Fanny’s Journey (2016)

Movie Info

Movie Info

Director
Lola Doillon
Run Time
1 hour and 34 minutes
Rating
Not Rated

VP Content Ratings

Violence
2/10
Language
1/10
Sex & Nudity
1/10
Star Rating
★★★★4.5 out of 5

Relevant Quotes

Happy are those whose help is the God of Jacob,
    whose hope is in the Lord their God,
who made heaven and earth,
    the sea, and all that is in them;
who keeps faith forever;
     who executes justice for the oppressed;
    who gives food to the hungry.

Psalm 146:5-7
Fanny and her guardian about to board a train for their journey to Switzerland. (c) Menemsha Films

Director Lola Doillon’s thrilling film, set during the Nazi occupation of the northern part of France, was inspired by an autobiographical Israeli book by Fanny Ben Ami. When her father is arrested by the Nazis in Paris, 13-year-old Fanny (Léonie Souchaud) and her younger sisters Erika (Fantine Harduin) and Georgette (Juliane Lepoureau) are sent by their mother to a children’s boarding school in rural southeast France where Vichy rule is less harsh. Before long they are transferred to another school where the head mistress Madame Forman (Cecile de France) is far stricter. Upset that small children are among the group, she worries that they are too young to remember their false names and will miss their mothers too much.

When it appears that the Germans are extending their control, Madame Forman hurriedly packs up the children to move to them to a school in the Italian occupied portion of the country. She is unable to travel with them on the train, so the group is put in charge of an older boy Elie (Victor Meutelet, but he is arrested by the Nazis. It is a tense, sad moment when we see by his expression that he is well aware of the bleak fate awaiting him. Thus Fanny ends up shepherding the group consisting of her sisters and nine other children..

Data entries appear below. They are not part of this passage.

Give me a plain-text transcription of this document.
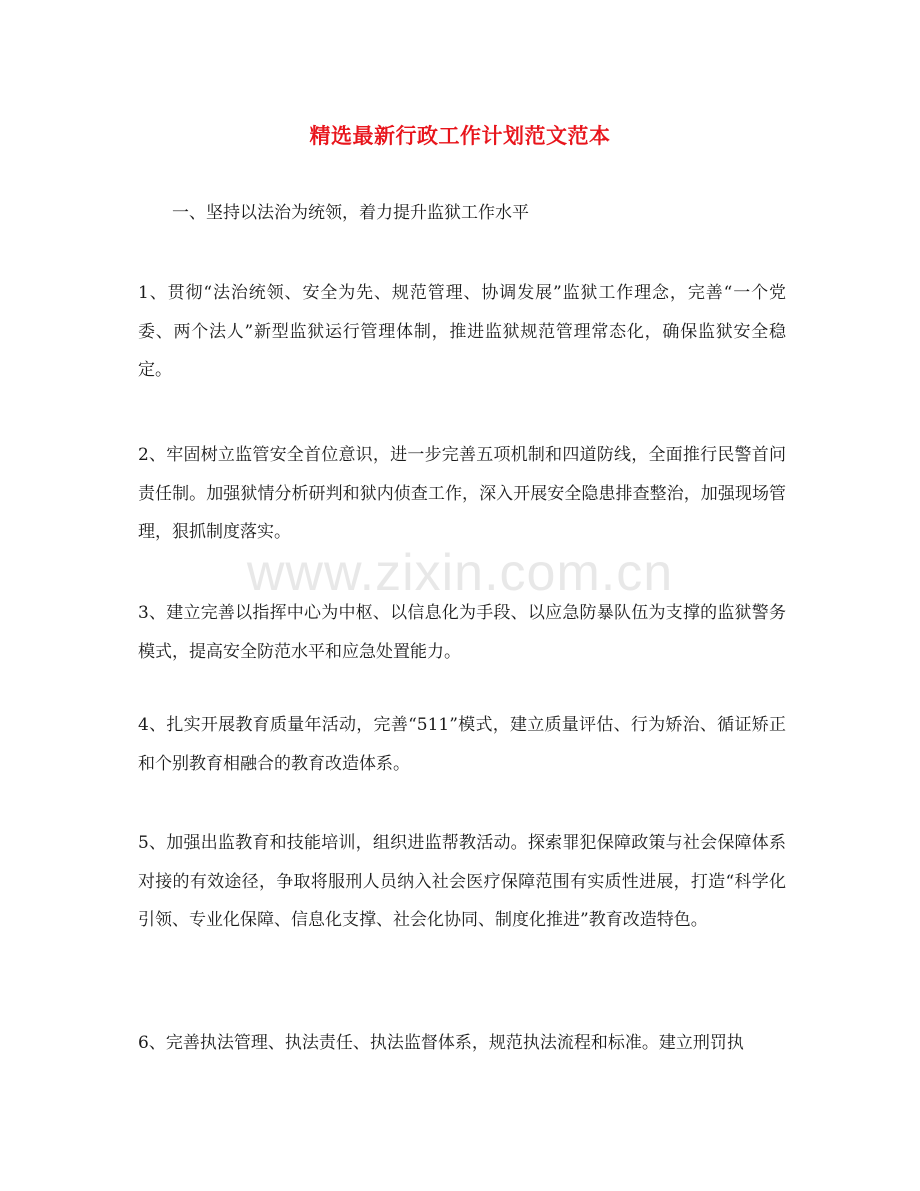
精选最新行政工作计划范文范本
一、坚持以法治为统领，着力提升监狱工作水平
1、贯彻“法治统领、安全为先、规范管理、协调发展”监狱工作理念，完善“一个党委、两个法人”新型监狱运行管理体制，推进监狱规范管理常态化，确保监狱安全稳定。
2、牢固树立监管安全首位意识，进一步完善五项机制和四道防线，全面推行民警首问责任制。加强狱情分析研判和狱内侦查工作，深入开展安全隐患排查整治，加强现场管理，狠抓制度落实。
3、建立完善以指挥中心为中枢、以信息化为手段、以应急防暴队伍为支撑的监狱警务模式，提高安全防范水平和应急处置能力。
4、扎实开展教育质量年活动，完善“511”模式，建立质量评估、行为矫治、循证矫正和个别教育相融合的教育改造体系。
5、加强出监教育和技能培训，组织进监帮教活动。探索罪犯保障政策与社会保障体系对接的有效途径，争取将服刑人员纳入社会医疗保障范围有实质性进展，打造“科学化引领、专业化保障、信息化支撑、社会化协同、制度化推进”教育改造特色。
6、完善执法管理、执法责任、执法监督体系，规范执法流程和标准。建立刑罚执
www.zixin.com.cn
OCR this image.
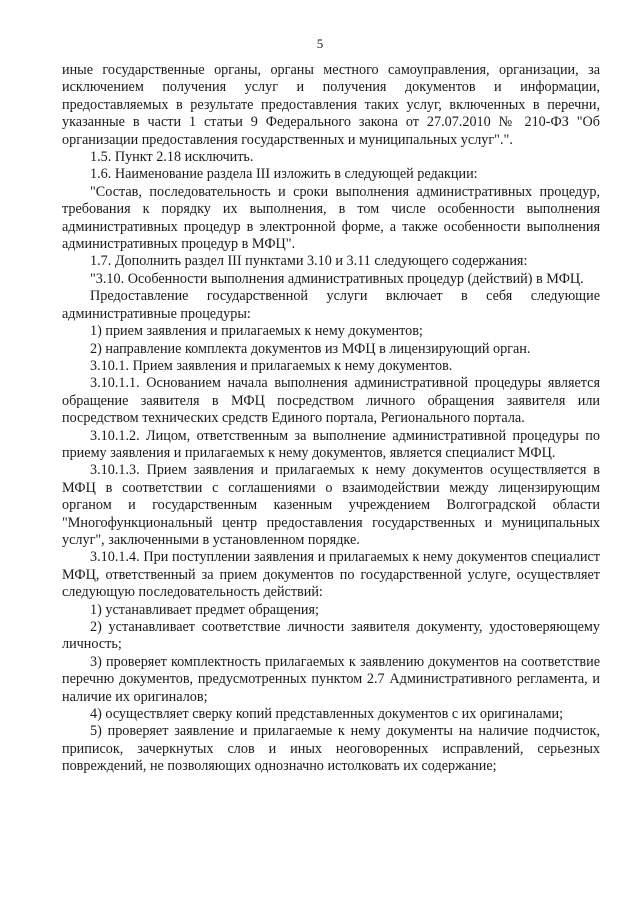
5

иные государственные органы, органы местного самоуправления, организации, за исключением получения услуг и получения документов и информации, предоставляемых в результате предоставления таких услуг, включенных в перечни, указанные в части 1 статьи 9 Федерального закона от 27.07.2010 № 210-ФЗ "Об организации предоставления государственных и муниципальных услуг".".

1.5. Пункт 2.18 исключить.

1.6. Наименование раздела III изложить в следующей редакции:

"Состав, последовательность и сроки выполнения административных процедур, требования к порядку их выполнения, в том числе особенности выполнения административных процедур в электронной форме, а также особенности выполнения административных процедур в МФЦ".

1.7. Дополнить раздел III пунктами 3.10 и 3.11 следующего содержания:

"3.10. Особенности выполнения административных процедур (действий) в МФЦ.

Предоставление государственной услуги включает в себя следующие административные процедуры:

1) прием заявления и прилагаемых к нему документов;

2) направление комплекта документов из МФЦ в лицензирующий орган.

3.10.1. Прием заявления и прилагаемых к нему документов.

3.10.1.1. Основанием начала выполнения административной процедуры является обращение заявителя в МФЦ посредством личного обращения заявителя или посредством технических средств Единого портала, Регионального портала.

3.10.1.2. Лицом, ответственным за выполнение административной процедуры по приему заявления и прилагаемых к нему документов, является специалист МФЦ.

3.10.1.3. Прием заявления и прилагаемых к нему документов осуществляется в МФЦ в соответствии с соглашениями о взаимодействии между лицензирующим органом и государственным казенным учреждением Волгоградской области "Многофункциональный центр предоставления государственных и муниципальных услуг", заключенными в установленном порядке.

3.10.1.4. При поступлении заявления и прилагаемых к нему документов специалист МФЦ, ответственный за прием документов по государственной услуге, осуществляет следующую последовательность действий:

1) устанавливает предмет обращения;

2) устанавливает соответствие личности заявителя документу, удостоверяющему личность;

3) проверяет комплектность прилагаемых к заявлению документов на соответствие перечню документов, предусмотренных пунктом 2.7 Административного регламента, и наличие их оригиналов;

4) осуществляет сверку копий представленных документов с их оригиналами;

5) проверяет заявление и прилагаемые к нему документы на наличие подчисток, приписок, зачеркнутых слов и иных неоговоренных исправлений, серьезных повреждений, не позволяющих однозначно истолковать их содержание;
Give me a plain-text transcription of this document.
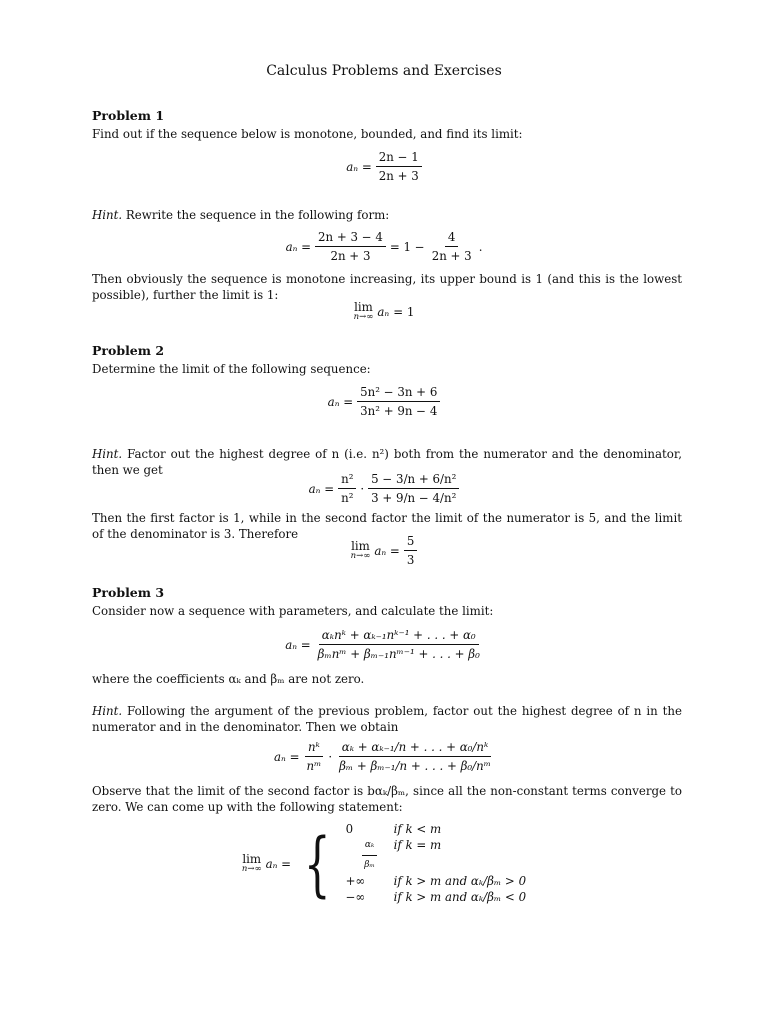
Calculus Problems and Exercises
Problem 1
Find out if the sequence below is monotone, bounded, and find its limit:
$a_n = \frac{2n - 1}{2n + 3}$
Hint. Rewrite the sequence in the following form:
$a_n = \frac{2n + 3 - 4}{2n + 3} = 1 - \frac{4}{2n + 3}$ .
Then obviously the sequence is monotone increasing, its upper bound is 1 (and this is the lowest possible), further the limit is 1:
lim
n→∞ aₙ = 1
Problem 2
Determine the limit of the following sequence:
$a_n = \frac{\text{5n² − 3n + 6}}{\text{3n² + 9n − 4}}$
Hint. Factor out the highest degree of n (i.e. n²) both from the numerator and the denominator, then we get
$a_n = \frac{\text{n²}}{\text{n²}} \cdot \frac{\text{5 − 3/n + 6/n²}}{\text{3 + 9/n − 4/n²}}$
Then the first factor is 1, while in the second factor the limit of the numerator is 5, and the limit of the denominator is 3. Therefore
lim
n→∞ $a_n = \frac{5}{3}$
Problem 3
Consider now a sequence with parameters, and calculate the limit:
$a_n = \frac{\text{αₖnᵏ + αₖ₋₁nᵏ⁻¹ + . . . + α₀}}{\text{βₘnᵐ + βₘ₋₁nᵐ⁻¹ + . . . + β₀}}$
where the coefficients αₖ and βₘ are not zero.
Hint. Following the argument of the previous problem, factor out the highest degree of n in the numerator and in the denominator. Then we obtain
$a_n = \frac{\text{nᵏ}}{\text{nᵐ}} \cdot \frac{\text{αₖ + αₖ₋₁/n + . . . + α₀/nᵏ}}{\text{βₘ + βₘ₋₁/n + . . . + β₀/nᵐ}}$
Observe that the limit of the second factor is bαₖ/βₘ, since all the non-constant terms converge to zero. We can come up with the following statement:
lim
n→∞ aₙ = { 0	if k < m
$\frac{\text{αₖ}}{\text{βₘ}}$ if k = m
+∞	if k > m and αₖ/βₘ > 0
−∞	if k > m and αₖ/βₘ < 0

Still a child herself, Fanny finds the inner resources to keep the group moving, even when some would prefer to give up. They complain that she does not know where they are going, but she keeps them going anyway, long after they would have given up. Still, they are children, as we see in a delightful scene when the thirsty group comes upon a stream in the forest. After quenching their thirst, one of them starts splashing another, and soon all of them, including Fanny, are intent on drenching each other. For a brief interlude they are able to forget their cruel pursuers and their goal of a safe sanctuary in Switzerland.

Along the way they are helped by a friendly farmer and others who resist the Nazis. The group had hoped to settle down, but when Mussolini is arrested and executed by partisans, the Germans take over, which means there will be no let up in ferreting out and sending Jews to the labor and death camps. Escape to Switzerland is a must. The pressure upon Fanny to lead the group never lets up, even at the exciting climax.

Bolstered by excellent acting by all and glorious cinemaphotography highlighting the lovely countryside of Southern France, the film comes at a time when we need to be reminded of the terrible consequences of prejudice. Anti-Semitism is again on the rise in Europe and America, so it appears that we will always be in need of such films telling us the stories of both the cruelty of the prejudiced and the bravery of the oppressed—of the victims and the people who helped them to find sanctuary.